Goats don’t really require much from humans, except that humans need to challenge nature and separate goats and humans from their common evolutionary origins.In this way, for the future, we have to pay a very high price.We are constantly struggling to find a balance between our own excesses, the joy and benefit of our livestock, and the dignity of the earth, our habitat.This is indeed a very complicated matter, and far more complicated than we imagined.

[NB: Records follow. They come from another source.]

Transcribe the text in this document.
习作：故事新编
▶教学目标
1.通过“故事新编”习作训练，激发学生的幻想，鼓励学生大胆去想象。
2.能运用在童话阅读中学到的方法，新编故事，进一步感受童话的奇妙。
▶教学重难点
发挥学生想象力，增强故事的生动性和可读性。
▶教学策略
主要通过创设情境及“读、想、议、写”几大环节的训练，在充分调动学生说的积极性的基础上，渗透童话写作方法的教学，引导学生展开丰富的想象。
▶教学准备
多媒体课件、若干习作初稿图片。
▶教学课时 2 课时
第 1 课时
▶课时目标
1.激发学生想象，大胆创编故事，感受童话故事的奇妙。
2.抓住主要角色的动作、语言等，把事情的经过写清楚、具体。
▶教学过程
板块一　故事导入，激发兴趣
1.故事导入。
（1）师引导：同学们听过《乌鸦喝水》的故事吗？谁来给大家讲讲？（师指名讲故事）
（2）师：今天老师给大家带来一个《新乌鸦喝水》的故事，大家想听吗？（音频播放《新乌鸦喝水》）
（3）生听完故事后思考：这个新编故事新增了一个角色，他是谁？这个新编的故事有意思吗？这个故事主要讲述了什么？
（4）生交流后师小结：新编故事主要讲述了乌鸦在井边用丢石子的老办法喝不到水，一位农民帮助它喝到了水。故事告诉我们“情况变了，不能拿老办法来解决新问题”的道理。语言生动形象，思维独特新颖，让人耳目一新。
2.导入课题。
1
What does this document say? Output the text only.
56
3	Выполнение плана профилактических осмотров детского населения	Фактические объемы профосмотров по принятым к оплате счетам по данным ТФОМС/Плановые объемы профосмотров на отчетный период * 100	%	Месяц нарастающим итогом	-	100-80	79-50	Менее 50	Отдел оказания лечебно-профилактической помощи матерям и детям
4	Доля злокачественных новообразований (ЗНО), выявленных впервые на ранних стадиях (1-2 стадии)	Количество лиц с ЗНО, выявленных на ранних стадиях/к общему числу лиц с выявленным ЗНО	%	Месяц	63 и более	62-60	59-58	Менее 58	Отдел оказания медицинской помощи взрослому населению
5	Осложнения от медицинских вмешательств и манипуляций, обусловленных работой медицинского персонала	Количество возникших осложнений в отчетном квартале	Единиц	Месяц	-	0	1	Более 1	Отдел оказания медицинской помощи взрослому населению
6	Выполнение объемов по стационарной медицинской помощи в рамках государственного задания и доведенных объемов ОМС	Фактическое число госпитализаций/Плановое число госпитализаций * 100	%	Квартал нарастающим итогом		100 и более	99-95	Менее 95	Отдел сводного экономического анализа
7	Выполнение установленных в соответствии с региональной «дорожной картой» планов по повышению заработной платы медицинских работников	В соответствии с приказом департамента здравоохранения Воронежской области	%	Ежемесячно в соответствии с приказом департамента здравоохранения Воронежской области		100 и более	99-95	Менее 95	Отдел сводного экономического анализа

The raising of goats is one of the most far-reaching actions of human beings, and at the same time, it is also the first big ecological mistake made by human beings.Once humans have goats, goats quickly turn into a kind of power, but humans don't know how to deal with them except to obtain the benefits brought by goats.When human beings only consider profit as the only consideration, losses are inevitable.
Crossroads, cities, and universities, which came later, came too late.We have done damage to our planet long before environmental awareness developed, yet the vast majority of goats, the livestock of emerging nations, are among those least appreciative of ecological considerations.Yet even if goat owners around the world understand the impact goats have on the environment, they are still the least likely to respond to the demands of modernity.
As for the cultural aspect, since we let the goat come between us and the earth, we must of course live with the consequences.Most of us no longer hunt or gather our own food, so we must rely on goats and other domestic animals to do these things for us.Humans need to eat fruits, vegetables, stone fruits and berries directly from the earth; compared with grasses, reeds, bark and shoots, these foods are relatively delicate and rare, but goats can convert foods that humans cannot access into meat , fiber, milk, leather and money.Today's goats can be separated from humans at any time and restore their former freedom, but it is impossible for the owner.So, in the end, who domesticated whom?
★Postscript
It is worth noting that goats are usually raised in areas with less lush green grass, which is also common to most husbandry practices.Humans would not want to raise animals in places where food is abundant, such as rain forests, because they would have more than enough to hunt these animals with blowguns or bows.
Raising animals is almost a response to need.In other words, it is unlikely that humans domesticated animals simply by chance.Although raising animals has caused a severe split in the center of cultural gravity, it is still a necessary process for humans to move forward; raising animals is a survival strategy, although humans have never foreseen the threats to the environment and the alarming consequences. Change.One suspects that even if man knew the consequences in advance, he might still be willing to pay the price.